In Cweklinsky v. Mobil Chemical Co., no. SC 16846 (01/06/04) full text available to Lawyers Weekly subscribers here, the Connecticut Supreme Court held that Connecticut law does not — and for valid public policy reasons should not — recognize a cause of action for defamation brought by an employee complaining that he or she was forced to repeat to a prospective employer a false and defamatory statement the prior employer made about reasons for termination.
The issue arises out of the traditional common-law requirement that defamation (libel and slander) actions require “publication” to a third-party by the defendant. That is, it is normally insufficient that the defendant defamed the plaintiff in a private conversation between the two parties — the defendant must have made the defamatory statement to someone else.
Some courts, however, have allowed employees to pursue defamation claims where they allege they were “compelled” — in order to honestly answer job interview questions — to repeat to prospective employers defamatory reasons for termination given them by their former employers.
The Connecticut high court declined to get on his bandwagon, noting first that most jurisdictions have either not yet recognized such an action or have expressly rejected it.
Legal researchers note: the case references a law review article on point and in a footnote lists those courts which have adopted such a cause of action.
The following public policy reasons were cited as supporting the Connecticut court’s rejection of the cause of action: 1) its acceptance would have a chilling effect on communication in the workplace, discouraging employers from stating their reasons for terminating employees and creating a perpetual “culture of silence”; 2) it would give employees too much control over the cause of action, discouraging them from mitigating damages and encouraging them to repeatedly republish the defamatory statements in order to increase damages; 3) it would allow manipulation of the statute of limitations, as each repetition would extend the deadline for filing suit; and 4) it would undermine the doctrine of employment at will.
The court said the fear of chilling communication was not merely hypothetical, as there was evidence that in states where the cause of action was recognized, employers were being advised to provide little or no information on reasons for termination to employees, in order to avoid potential liability.
The decision certainly makes some sense. But it does leave an employee terminated for what they believe to be a false reason a difficult choice.
They can outright lie about it (e.g. stating they quit voluntarily or were laid off due to lack of work), knowing that if this dishonesty is discovered it may destroy their chances of being hired.
Or they can admit the termination and attempt to explain it away, knowing that despite their best efforts this may also destroy their chances of being hired.
It seems the better calculated risk (though morally repugnant and difficult for persons with good character for honesty) is to lie (refusing to repeat what the employee believes is false anyway). If the prospective employer then checks references and hears the defamatory reason from the prior employer, resulting in a decision not to hire, now there is a defamatory publication, resulting damages, and basis for a lawsuit. If not, the opportunity to get hired is not impacted.

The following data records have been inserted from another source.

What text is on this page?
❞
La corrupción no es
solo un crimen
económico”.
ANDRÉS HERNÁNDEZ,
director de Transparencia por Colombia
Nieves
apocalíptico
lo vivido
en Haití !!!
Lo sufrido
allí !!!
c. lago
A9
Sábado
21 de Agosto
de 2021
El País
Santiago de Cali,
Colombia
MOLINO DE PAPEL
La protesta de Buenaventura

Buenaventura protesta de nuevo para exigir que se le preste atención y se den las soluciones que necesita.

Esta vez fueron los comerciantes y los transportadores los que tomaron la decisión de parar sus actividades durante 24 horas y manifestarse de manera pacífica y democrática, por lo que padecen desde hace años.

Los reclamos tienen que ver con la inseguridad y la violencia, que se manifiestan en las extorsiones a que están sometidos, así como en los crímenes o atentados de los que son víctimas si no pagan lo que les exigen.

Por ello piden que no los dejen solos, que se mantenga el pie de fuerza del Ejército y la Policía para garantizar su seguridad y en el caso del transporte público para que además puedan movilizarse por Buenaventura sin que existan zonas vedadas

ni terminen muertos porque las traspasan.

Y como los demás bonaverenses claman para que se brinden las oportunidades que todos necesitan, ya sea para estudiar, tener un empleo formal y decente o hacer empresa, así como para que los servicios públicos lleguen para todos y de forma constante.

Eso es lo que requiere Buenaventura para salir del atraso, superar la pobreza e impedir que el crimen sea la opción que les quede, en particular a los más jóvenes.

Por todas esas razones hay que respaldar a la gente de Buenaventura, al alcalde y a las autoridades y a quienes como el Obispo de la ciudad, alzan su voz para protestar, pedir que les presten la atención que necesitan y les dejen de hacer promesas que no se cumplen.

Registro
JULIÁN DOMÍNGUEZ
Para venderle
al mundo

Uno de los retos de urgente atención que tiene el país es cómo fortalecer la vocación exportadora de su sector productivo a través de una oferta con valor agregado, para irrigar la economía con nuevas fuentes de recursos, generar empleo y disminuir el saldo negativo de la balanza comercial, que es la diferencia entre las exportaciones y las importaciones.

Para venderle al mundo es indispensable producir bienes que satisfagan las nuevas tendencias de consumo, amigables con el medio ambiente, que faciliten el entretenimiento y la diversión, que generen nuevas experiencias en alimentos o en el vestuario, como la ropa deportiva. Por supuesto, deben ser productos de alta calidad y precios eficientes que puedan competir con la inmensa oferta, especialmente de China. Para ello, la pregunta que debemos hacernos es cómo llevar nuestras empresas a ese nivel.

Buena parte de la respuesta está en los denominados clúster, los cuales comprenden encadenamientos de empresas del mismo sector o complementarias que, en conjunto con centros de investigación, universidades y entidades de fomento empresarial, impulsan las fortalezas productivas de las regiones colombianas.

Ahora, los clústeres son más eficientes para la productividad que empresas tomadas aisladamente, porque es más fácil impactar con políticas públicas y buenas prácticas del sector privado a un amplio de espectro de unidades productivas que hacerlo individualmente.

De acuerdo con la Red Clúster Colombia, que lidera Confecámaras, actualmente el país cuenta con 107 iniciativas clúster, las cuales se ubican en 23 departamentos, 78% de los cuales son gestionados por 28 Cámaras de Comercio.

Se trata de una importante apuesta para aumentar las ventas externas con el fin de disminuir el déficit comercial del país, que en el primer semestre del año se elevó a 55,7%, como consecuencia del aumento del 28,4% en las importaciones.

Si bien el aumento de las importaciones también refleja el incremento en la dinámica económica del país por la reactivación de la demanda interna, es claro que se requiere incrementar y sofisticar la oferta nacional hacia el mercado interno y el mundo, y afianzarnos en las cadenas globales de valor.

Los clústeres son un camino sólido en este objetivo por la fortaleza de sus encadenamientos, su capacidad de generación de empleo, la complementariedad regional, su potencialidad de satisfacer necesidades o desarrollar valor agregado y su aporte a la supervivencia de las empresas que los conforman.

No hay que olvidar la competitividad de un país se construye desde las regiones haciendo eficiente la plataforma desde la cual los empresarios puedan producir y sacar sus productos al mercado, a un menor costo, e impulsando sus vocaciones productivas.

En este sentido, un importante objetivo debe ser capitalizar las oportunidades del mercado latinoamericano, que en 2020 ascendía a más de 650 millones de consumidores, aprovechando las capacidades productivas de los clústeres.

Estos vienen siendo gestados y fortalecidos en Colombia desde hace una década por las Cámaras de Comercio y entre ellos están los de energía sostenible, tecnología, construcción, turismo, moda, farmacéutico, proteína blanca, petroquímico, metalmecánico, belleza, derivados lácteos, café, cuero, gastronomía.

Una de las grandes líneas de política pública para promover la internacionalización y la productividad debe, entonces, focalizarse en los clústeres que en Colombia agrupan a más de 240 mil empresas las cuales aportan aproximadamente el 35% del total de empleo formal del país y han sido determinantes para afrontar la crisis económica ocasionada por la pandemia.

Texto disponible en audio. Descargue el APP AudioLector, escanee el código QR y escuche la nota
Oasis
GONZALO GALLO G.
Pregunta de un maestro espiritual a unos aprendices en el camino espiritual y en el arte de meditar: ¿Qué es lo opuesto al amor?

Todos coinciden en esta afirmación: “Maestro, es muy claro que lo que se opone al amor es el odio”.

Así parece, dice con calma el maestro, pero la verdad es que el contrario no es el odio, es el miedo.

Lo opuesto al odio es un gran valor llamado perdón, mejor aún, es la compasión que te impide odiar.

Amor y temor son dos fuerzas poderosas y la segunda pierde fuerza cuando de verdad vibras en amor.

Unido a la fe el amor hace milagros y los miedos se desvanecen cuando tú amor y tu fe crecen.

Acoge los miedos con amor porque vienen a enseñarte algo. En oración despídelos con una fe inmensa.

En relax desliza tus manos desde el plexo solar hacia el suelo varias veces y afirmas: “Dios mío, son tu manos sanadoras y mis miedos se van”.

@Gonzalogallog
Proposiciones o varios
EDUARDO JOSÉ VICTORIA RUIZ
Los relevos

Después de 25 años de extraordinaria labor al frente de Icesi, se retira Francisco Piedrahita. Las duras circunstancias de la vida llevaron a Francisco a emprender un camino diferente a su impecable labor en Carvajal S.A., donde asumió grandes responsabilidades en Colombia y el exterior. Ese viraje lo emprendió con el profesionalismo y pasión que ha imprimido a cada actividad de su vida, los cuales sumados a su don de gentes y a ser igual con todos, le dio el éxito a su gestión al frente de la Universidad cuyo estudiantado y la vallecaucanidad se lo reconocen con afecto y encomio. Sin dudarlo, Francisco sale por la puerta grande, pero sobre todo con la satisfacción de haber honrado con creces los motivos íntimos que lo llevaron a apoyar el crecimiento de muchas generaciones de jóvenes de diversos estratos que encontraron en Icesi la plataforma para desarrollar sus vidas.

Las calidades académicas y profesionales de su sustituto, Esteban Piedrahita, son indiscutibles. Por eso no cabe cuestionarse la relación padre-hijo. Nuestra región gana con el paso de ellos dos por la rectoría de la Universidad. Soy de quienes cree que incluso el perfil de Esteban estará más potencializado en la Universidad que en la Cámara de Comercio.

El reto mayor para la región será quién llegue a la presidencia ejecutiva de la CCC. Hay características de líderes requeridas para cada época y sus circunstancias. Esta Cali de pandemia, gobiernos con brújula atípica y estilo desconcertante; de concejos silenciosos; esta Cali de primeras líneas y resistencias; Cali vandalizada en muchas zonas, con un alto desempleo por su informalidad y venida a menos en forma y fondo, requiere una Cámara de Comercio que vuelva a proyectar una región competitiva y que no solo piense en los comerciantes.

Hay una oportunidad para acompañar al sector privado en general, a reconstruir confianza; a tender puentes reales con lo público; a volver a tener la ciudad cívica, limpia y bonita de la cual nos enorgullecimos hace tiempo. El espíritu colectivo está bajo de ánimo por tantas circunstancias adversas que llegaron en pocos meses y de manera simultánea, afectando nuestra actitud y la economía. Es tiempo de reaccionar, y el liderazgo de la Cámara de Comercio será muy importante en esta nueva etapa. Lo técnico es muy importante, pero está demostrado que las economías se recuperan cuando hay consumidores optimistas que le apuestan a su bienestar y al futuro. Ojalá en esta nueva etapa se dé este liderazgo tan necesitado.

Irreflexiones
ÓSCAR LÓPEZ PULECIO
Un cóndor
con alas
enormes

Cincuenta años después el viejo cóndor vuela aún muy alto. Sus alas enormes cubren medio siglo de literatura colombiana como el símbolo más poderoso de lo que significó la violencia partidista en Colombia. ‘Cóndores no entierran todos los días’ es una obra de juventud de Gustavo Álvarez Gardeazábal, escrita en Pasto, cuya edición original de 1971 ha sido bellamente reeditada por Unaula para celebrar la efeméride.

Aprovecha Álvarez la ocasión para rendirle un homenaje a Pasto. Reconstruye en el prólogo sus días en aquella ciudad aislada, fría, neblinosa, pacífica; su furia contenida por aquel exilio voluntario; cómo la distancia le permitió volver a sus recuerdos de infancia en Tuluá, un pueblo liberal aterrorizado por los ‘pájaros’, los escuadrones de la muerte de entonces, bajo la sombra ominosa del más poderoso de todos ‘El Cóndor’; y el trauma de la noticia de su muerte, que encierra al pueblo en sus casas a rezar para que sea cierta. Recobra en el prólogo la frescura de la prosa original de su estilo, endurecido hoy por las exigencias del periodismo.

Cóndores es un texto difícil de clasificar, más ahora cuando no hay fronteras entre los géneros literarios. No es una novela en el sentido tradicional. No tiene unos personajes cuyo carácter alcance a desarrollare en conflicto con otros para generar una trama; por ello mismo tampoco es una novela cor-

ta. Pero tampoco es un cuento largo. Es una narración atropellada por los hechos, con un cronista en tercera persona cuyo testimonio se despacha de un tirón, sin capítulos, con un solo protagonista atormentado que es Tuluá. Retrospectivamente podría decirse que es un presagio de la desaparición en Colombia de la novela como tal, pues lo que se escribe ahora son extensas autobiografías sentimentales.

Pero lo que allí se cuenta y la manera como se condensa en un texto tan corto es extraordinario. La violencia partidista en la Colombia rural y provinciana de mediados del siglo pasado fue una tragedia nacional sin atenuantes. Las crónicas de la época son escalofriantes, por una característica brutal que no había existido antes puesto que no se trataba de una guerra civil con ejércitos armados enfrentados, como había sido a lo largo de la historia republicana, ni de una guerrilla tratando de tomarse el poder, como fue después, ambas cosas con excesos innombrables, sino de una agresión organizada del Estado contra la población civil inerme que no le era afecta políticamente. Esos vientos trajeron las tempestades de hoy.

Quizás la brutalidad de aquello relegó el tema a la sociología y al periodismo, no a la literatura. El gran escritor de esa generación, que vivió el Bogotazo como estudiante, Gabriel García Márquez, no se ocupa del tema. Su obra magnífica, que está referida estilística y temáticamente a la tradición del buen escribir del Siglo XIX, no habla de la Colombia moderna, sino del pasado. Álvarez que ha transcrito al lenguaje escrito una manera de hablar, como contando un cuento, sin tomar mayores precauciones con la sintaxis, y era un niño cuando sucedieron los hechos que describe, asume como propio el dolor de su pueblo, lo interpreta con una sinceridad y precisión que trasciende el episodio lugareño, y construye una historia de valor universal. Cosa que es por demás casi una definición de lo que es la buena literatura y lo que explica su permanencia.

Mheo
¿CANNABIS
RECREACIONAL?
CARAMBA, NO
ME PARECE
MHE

Regardless of the state of the law in a given jurisdiction on this issue, there are good reasons to eschew a policy of complete silence on reasons for termination. Such silence causes employees to suspect the worst, and sets them up to be able to claim whatever reason is later given was a pretext for some form of discrimination (else why was it not given originally?) On the other hand, obviously one’s words should be chosen very carefully when communicating a termination, usually put in writing and carefully scripted if communicated orally. One should also avoid saying too much.